Z jednej strony dążymy do stworzenia Internetu z danymi DNA – z drugiej zaś DNA zaczyna prezentować się jako ciekawa alternatywa dla zapisu danych komputerowych. Grupa szwajcarskich uczonych z instytutu technologicznego w  Zurychu zaprezentowała kilka miesięcy temu technikę kodowania danych w łańcuchach DNA w ten sposób, że mogą przetrwać bez uszkodzeń i błędów nawet do dwóch tysięcy lat! Z taką trwałością nie może się równać żadna inna znana ludzkiej technologii technologia zapisu danych. Oczywiście ktoś spostrzegawczy zapyta od  razu, jak udało się udowodnić trwałość sięgającą tysięcy lat w ciągu jednej prezentacji. Okazuje się, że Szwajcarzy opracowali symulację tak długiego okresu, zamykając łańcuchy DNA z danymi w silikonowych kulach i podgrzewając je do temperatury ok. 72°C. Według naukowców tydzień ekspozycji na taką temperaturę równa się 2 tys. lat w temperaturze 10°C. Po takiej właśnie symulacji nie zauważono żadnych błędów w  zapisie. Uczeni podkreślają również inne zalety spiral DNA jako nośnika danych, w porównaniu z  dyskami twardymi czy taśmami magnetycznymi. Przykładowo, dysk o rozmiarach książki o pojemności pięciu terabajtów może taką ilość danych przechowywać w optymalnych warunkach do pięćdziesięciu lat. Zapis w kodzie DNA nie byłby binarny, lecz polegałby na wykorzystaniu czterech liter nukleotydowych A, C, T i G. Pisząc o osiągnięciach Szwajcarów „New Scientist” podał następujące wyliczenie: jeden gram łańcuchów cząsteczkowych DNA może zakodować 455 egzabajtów informacji, zaś wg szacunków firmy komputerowej EMC w 2011 r. łączna objętość danych zgromadzonych na Ziemi wyniosła 1,8 zetabajta. Jeden zetabajt to 1 tys. egzabajtów, więc do zapisu danych z 2011 r. potrzeba ok. 4 gramów DNA. Oczywiście od 2011 r. objętość światowych informacji nieco wzrosła i potrzeba pewnie dołożyć gram lub trzy.

Informatyka genetyczna

kwitnie Warto pamiętać też o tym, że istnieje już język programujący DNA. Opracował go w  ostatnich latach zespół naukowców z Uniwersytetu stanu Waszyngton w USA. Ma zarządzać działaniem „chemicznego komputera”, bo tak nazywają się systemy służące do syntetyzowania DNA. Chodzi nie tylko o to, aby sterować reakcjami chemicznymi podobnie jak kontroluje się automaty, roboty itp., ale również zarządzać dawkowaniem leków.
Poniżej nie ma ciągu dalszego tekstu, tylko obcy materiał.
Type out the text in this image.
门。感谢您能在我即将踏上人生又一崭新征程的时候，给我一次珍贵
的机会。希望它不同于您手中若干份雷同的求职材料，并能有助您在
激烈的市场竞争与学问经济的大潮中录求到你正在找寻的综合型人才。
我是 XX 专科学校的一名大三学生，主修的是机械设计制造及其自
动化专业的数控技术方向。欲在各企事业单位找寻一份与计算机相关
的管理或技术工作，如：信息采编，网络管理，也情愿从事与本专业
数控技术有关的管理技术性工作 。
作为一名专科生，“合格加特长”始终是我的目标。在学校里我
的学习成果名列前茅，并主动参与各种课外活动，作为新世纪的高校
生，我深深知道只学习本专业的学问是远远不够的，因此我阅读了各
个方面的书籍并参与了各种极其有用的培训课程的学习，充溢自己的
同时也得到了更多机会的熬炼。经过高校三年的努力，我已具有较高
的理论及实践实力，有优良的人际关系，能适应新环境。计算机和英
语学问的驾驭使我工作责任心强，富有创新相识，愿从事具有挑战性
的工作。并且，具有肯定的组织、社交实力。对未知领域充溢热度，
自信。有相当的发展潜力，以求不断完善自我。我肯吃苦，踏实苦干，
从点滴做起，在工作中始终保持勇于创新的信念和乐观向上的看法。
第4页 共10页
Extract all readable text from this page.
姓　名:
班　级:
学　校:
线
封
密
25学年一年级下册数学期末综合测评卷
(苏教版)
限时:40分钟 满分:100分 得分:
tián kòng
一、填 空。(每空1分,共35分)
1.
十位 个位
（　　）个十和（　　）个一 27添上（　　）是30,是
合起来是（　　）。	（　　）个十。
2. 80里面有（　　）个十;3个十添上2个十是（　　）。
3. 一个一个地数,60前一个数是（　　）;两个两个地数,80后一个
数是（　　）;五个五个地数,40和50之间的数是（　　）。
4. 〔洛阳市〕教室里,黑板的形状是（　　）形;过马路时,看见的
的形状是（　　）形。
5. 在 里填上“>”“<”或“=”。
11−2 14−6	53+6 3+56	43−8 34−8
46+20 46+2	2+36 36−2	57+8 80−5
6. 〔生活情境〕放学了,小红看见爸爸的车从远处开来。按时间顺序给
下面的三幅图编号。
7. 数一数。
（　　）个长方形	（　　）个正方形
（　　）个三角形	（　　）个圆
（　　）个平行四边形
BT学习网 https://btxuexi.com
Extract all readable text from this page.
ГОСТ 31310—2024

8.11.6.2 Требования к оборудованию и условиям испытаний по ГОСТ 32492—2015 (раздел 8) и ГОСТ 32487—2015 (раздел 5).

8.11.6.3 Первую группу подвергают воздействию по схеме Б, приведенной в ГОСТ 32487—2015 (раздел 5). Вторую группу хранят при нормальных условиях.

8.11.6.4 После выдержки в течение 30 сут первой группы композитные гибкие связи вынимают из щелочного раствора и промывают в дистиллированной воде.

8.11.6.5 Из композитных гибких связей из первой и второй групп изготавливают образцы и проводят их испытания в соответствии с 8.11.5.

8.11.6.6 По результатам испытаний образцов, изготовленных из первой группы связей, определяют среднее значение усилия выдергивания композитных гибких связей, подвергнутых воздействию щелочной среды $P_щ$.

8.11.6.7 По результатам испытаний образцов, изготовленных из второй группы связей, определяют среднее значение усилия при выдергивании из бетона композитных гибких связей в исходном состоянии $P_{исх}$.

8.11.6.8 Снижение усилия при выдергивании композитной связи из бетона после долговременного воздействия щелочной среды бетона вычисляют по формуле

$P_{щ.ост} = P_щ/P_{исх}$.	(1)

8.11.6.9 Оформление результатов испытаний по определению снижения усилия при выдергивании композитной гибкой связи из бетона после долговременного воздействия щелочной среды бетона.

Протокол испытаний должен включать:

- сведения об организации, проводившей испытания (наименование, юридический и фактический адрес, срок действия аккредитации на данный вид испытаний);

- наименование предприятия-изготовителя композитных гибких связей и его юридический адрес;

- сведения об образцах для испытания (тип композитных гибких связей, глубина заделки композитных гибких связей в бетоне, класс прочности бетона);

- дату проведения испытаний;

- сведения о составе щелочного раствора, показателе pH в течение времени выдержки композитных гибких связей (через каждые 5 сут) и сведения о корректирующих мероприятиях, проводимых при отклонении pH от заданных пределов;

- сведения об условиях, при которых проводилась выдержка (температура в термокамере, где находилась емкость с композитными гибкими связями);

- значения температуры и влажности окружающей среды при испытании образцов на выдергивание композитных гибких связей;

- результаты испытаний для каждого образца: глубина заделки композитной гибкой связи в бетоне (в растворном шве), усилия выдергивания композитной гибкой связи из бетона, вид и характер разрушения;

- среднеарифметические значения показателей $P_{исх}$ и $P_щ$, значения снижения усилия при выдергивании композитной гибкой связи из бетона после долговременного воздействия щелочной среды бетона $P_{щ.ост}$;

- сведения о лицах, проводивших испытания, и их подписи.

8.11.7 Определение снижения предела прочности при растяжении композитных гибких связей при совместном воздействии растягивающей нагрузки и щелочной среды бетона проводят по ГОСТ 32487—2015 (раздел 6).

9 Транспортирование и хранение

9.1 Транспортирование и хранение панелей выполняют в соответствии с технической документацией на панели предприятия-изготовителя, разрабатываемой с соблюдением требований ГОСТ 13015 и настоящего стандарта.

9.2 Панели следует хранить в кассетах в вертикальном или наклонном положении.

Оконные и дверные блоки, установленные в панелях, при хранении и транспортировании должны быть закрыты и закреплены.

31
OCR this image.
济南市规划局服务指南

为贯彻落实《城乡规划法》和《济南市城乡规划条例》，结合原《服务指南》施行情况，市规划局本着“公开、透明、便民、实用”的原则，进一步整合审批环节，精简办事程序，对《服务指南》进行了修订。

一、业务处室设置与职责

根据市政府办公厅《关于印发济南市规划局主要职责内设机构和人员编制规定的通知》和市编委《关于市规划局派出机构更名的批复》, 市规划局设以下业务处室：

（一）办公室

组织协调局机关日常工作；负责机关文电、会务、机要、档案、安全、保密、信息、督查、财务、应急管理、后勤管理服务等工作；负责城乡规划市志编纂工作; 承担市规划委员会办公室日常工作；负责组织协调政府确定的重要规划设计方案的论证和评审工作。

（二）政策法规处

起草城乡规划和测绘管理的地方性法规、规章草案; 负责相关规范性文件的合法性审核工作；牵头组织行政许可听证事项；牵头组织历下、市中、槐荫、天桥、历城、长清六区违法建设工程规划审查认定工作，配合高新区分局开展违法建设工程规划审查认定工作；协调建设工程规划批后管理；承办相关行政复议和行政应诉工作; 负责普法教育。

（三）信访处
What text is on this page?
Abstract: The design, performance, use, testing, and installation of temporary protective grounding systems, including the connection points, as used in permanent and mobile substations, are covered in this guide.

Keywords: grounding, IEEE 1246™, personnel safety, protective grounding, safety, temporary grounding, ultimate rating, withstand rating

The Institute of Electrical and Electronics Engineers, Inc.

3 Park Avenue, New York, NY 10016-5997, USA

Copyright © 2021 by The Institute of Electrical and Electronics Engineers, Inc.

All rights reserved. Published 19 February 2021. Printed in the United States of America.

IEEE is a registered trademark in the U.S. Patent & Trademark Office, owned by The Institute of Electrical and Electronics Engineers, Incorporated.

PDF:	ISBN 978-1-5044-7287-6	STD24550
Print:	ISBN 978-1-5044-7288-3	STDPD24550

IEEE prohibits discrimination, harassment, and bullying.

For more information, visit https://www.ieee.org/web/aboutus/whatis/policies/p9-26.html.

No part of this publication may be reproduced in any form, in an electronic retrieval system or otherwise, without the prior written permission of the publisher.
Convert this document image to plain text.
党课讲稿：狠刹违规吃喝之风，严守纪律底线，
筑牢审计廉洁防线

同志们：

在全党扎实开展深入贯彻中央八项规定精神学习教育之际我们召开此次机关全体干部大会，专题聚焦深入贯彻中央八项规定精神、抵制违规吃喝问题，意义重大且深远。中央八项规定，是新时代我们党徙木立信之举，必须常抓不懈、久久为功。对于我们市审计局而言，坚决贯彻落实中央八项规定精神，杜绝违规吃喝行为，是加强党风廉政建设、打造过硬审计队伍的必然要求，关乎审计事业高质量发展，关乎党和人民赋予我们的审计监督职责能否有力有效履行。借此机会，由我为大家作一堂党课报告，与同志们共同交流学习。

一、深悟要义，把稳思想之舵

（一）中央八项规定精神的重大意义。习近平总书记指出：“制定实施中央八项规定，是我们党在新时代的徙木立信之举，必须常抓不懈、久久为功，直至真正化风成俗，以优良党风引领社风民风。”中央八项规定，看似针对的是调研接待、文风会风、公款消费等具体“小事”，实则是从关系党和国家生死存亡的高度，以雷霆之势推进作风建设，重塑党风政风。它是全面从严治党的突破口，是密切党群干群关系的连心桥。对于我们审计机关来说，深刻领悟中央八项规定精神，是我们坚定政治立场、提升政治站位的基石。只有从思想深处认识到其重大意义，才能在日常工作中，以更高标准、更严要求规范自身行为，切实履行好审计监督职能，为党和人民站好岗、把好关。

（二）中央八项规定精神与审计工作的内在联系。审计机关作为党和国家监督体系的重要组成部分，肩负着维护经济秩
Stworzenie algorytmów komputerowych, które pozwalałyby np. dostosowywać sztuczne cząsteczki DNA do  środowiska żywych tkanek, w których mają funkcjonować, to poważne wyzwanie. Świat biologiczny jest o wiele bardziej złożony i nieregularny niż świat maszyn. Trudne nie oznacza jednak, że niemożliwe. „Nasz pomysł polega na stworzeniu języka uniwersalnego, mającego zastosowanie w wielu różnych zadaniach” – wyjaśnił Georg Seelig z zespołu pracującego nad językiem programowania DNA. Technologia docelowo ma służyć m.in. do programowania samoistnie budujących się w komórkach molekuł lub do tworzenia biosensorów monitorujących stan organizmu na poziomie komórkowym. Algorytm, stosowany w badaniach nad sekwencją DNA, może też pomóc w obronie przed zalewającymi Internet śmieciami, czyli spamem. Program o nazwie Chung-Kwei (od chińskiego talizmanu feng-shui, który chroni dom przed złymi duchami) ma niemal 97-procentową skuteczność. Został oparty na wcześniejszym algorytmie Teiresias (Tejrezjasz to mityczny grecki wróżbita), którego opracowali bioinformatycy z IBM Thomas J. Watson Research Center w Nowym Jorku, pracujący nad sekwencjonowaniem DNA. Program ten wyszukiwał w zapisach kodu genetycznego powtarzające się sekwencje, które zwykle oznaczają ważne informacje. Zamiast genomu, naukowcy przeanalizowali za pomocą algorytmu 65 tys. najbardziej powszechnych przykładów spamu. Każdy mail był traktowany jak łańcuch DNA. Udało się znaleźć 6 mln powtarzających się (więcej niż w jednym mailu) sekwencji liter i  cyfr. Następnie przeanalizowano znaczną liczbę zwykłej korespondencji (nazywanej czasem ham – „szynka” w przeciwieństwie do spamu – „mielonki”). Te  sekwencje, które powtarzały się w  hamie i spamie, wyeliminowano. W dalszej kolejności analizowano przychodzącą korespondencję. Im większa była liczba typowych „spamerskich sekwencji” na kilobajt maila, tym pewniejsze było, że to spam. Tylko jeden na 65 tys. zwykłych maili został omyłkowo zatrzymany, a skuteczność rozpoznawania spamu wyniosła aż 96,56%.